My grip on composure becomes a little more secure. I know the name and watch as the familiar boy makes his way through the crowds. He is the baker's son. I know because I love to gaze in the display window at all the beautiful cakes and tasty looking breads. He is shy but very kind.

He is making his way through the crowd. He is of medium height, stocky build, ashy blond hair that in waves over his forehead. I can tell that he is deeply shocked and I don't wonder why. He has probably never had to put in for a tesserae and so the odds should have been in his favor. For how shaken he looks, his stride remains confident as he steadily climbs onto the stage.

Effie Trinket asks for volunteers and I am afraid. I am afraid that Gale will speak up, but he doesn't. I look at him. There is an apology in his eyes and I understand. Katniss is his girl and I am her sister. Katniss comes first. I accept his apology. We are both trying to save my volatile sister.

The mayor is reading something, but I am not listening. I am just trying to keep myself under complete control. Panic is setting in. Even though I understand why Gale didn't volunteer, I was desperately hoping that he would. He was my chance of survival. We all have a survival instinct. I can't think about this or will lose control.

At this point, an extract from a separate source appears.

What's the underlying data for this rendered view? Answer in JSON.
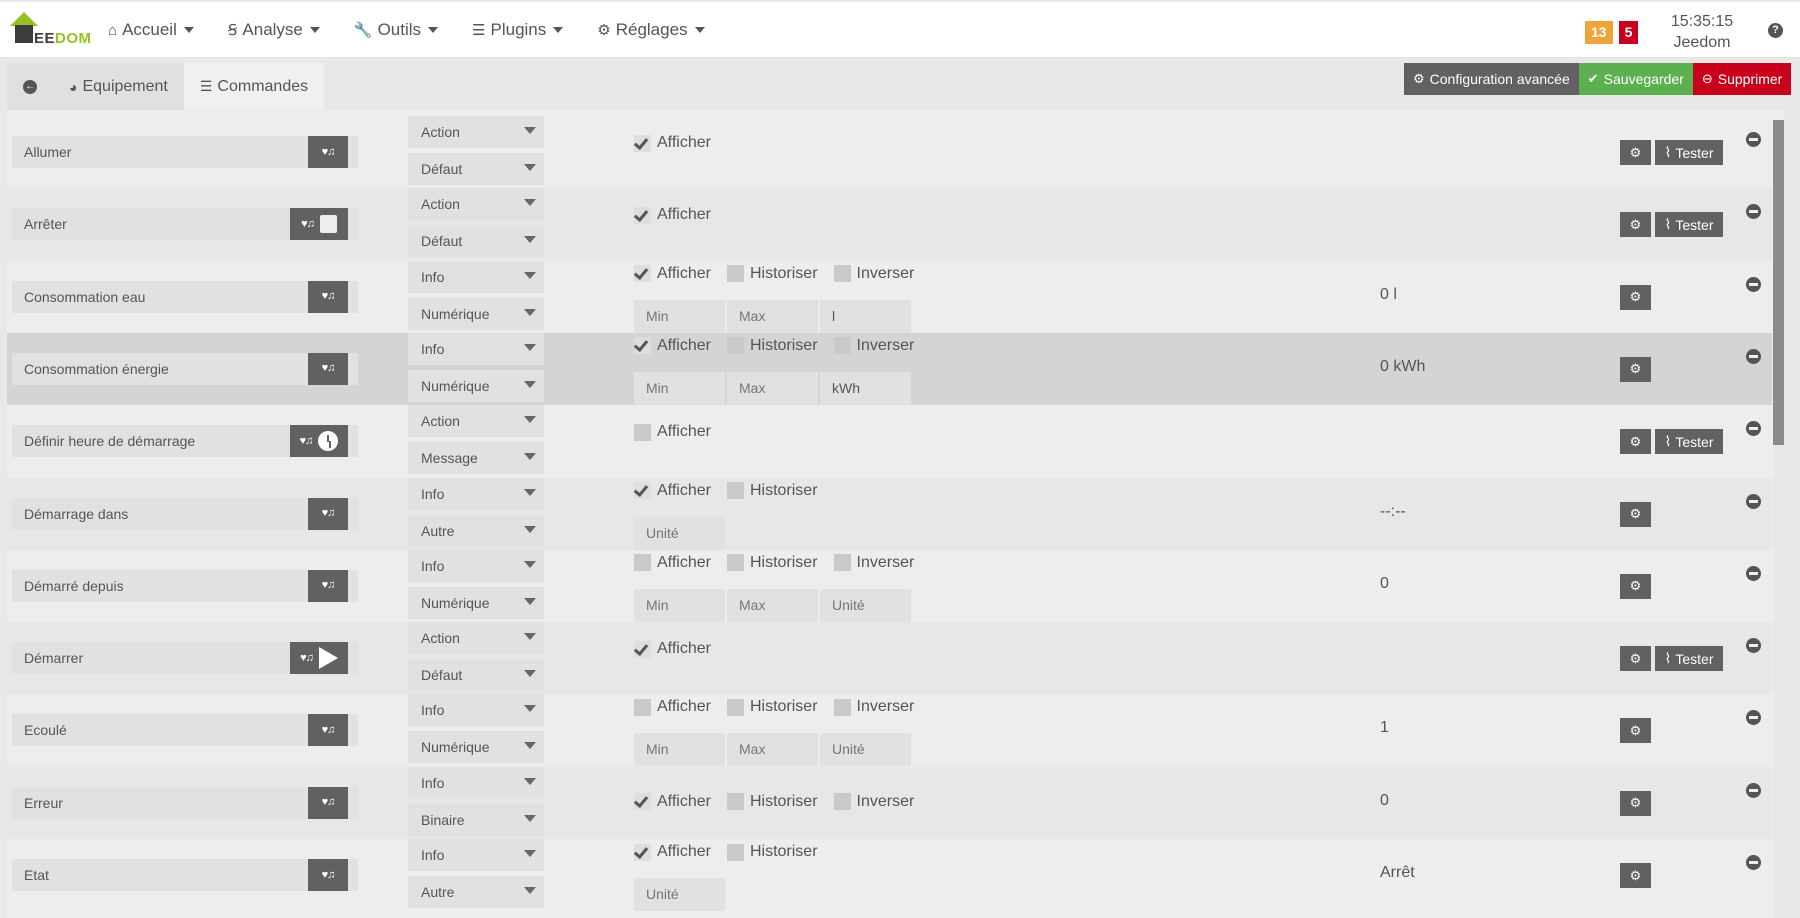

I look over at Peeta. He is looking at me. He looks poised, but underneath I can sense currents of terror and confusion. I wonder if I look like that, but I dare not glance at the big screens.

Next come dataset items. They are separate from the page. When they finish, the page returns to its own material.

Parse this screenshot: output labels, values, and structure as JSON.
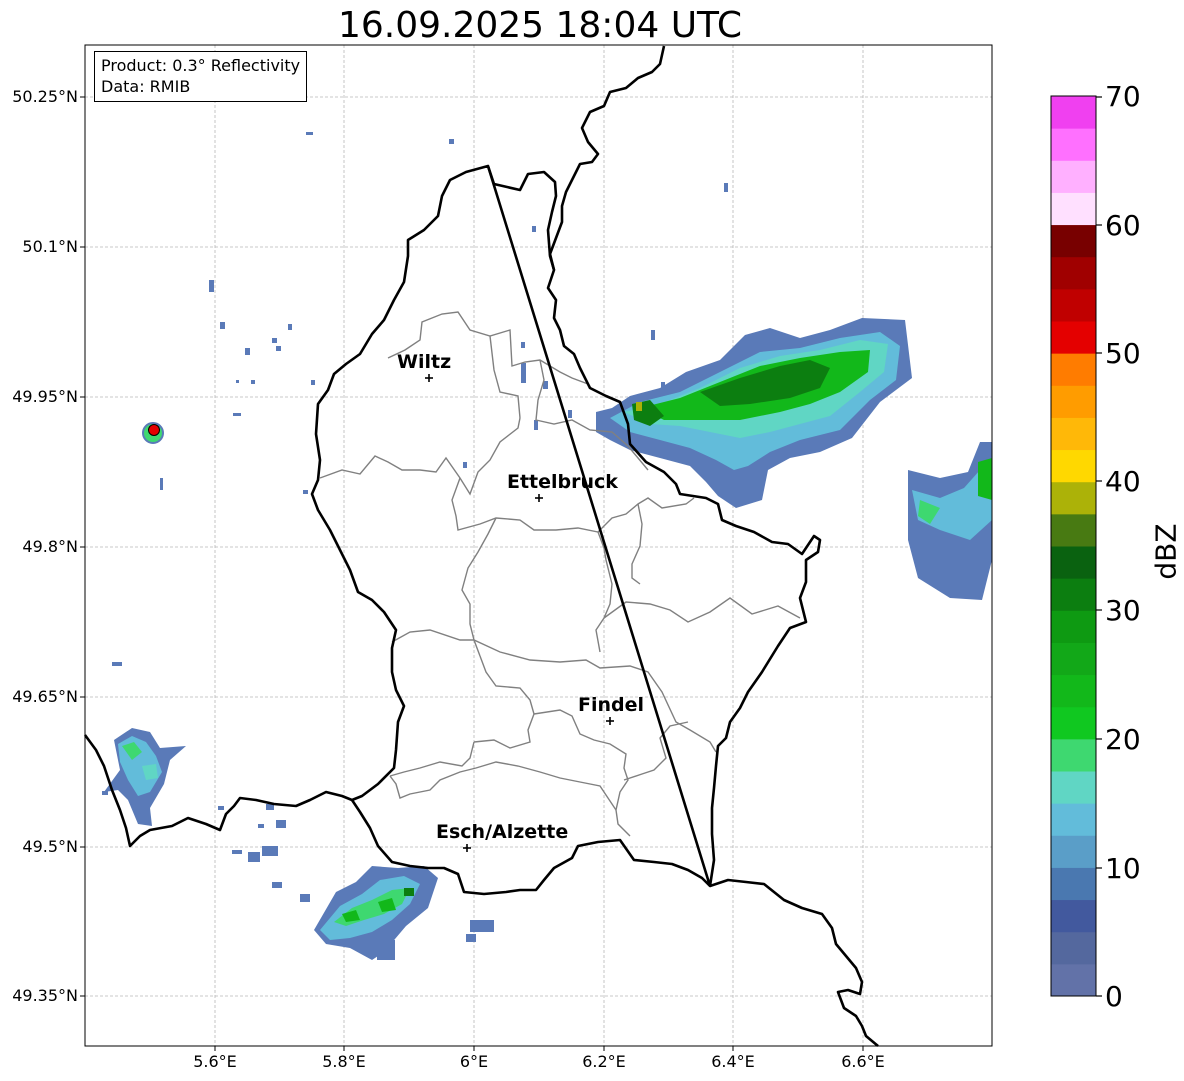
{
  "title": "16.09.2025 18:04 UTC",
  "info": {
    "product": "Product: 0.3° Reflectivity",
    "data": "Data: RMIB"
  },
  "latitude_labels": [
    "50.25°N",
    "50.1°N",
    "49.95°N",
    "49.8°N",
    "49.65°N",
    "49.5°N",
    "49.35°N"
  ],
  "longitude_labels": [
    "5.6°E",
    "5.8°E",
    "6°E",
    "6.2°E",
    "6.4°E",
    "6.6°E"
  ],
  "cities": [
    {
      "name": "Wiltz"
    },
    {
      "name": "Ettelbruck"
    },
    {
      "name": "Findel"
    },
    {
      "name": "Esch/Alzette"
    }
  ],
  "colorbar": {
    "unit": "dBZ",
    "ticks": [
      "0",
      "10",
      "20",
      "30",
      "40",
      "50",
      "60",
      "70"
    ],
    "colors": [
      "#6272a8",
      "#54689e",
      "#42599e",
      "#4a78b0",
      "#5a9ec8",
      "#62bcda",
      "#60d6c4",
      "#3ed870",
      "#10c820",
      "#12b81a",
      "#12a818",
      "#0e9a12",
      "#0c7e10",
      "#0a6210",
      "#487a12",
      "#acb208",
      "#ffd800",
      "#ffb808",
      "#ff9c00",
      "#ff7c00",
      "#e40000",
      "#c00000",
      "#a00000",
      "#780000",
      "#ffe0ff",
      "#ffb0ff",
      "#ff70ff",
      "#f040f0"
    ]
  }
}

Whatever the mayor is reading goes on and on and I begin to fear that I cannot hold myself together any longer. He finally finishes and motions for Peeta and I to shake hands. His are strong and warm. He looks me right in the eye and all I see in reassurance. I cannot smile or express any emotion and I hope that he will understand. I am thankful for his kindness and I won't kill him. Neither will I fight if he tries to kill me. I am not a fighter and I hate death.

Deep inside, something twists. Though I loathe death, I will be living and dying in a place of death for the amusement of the Capitol. A tear slid down m cheek. At least Katniss will be safe.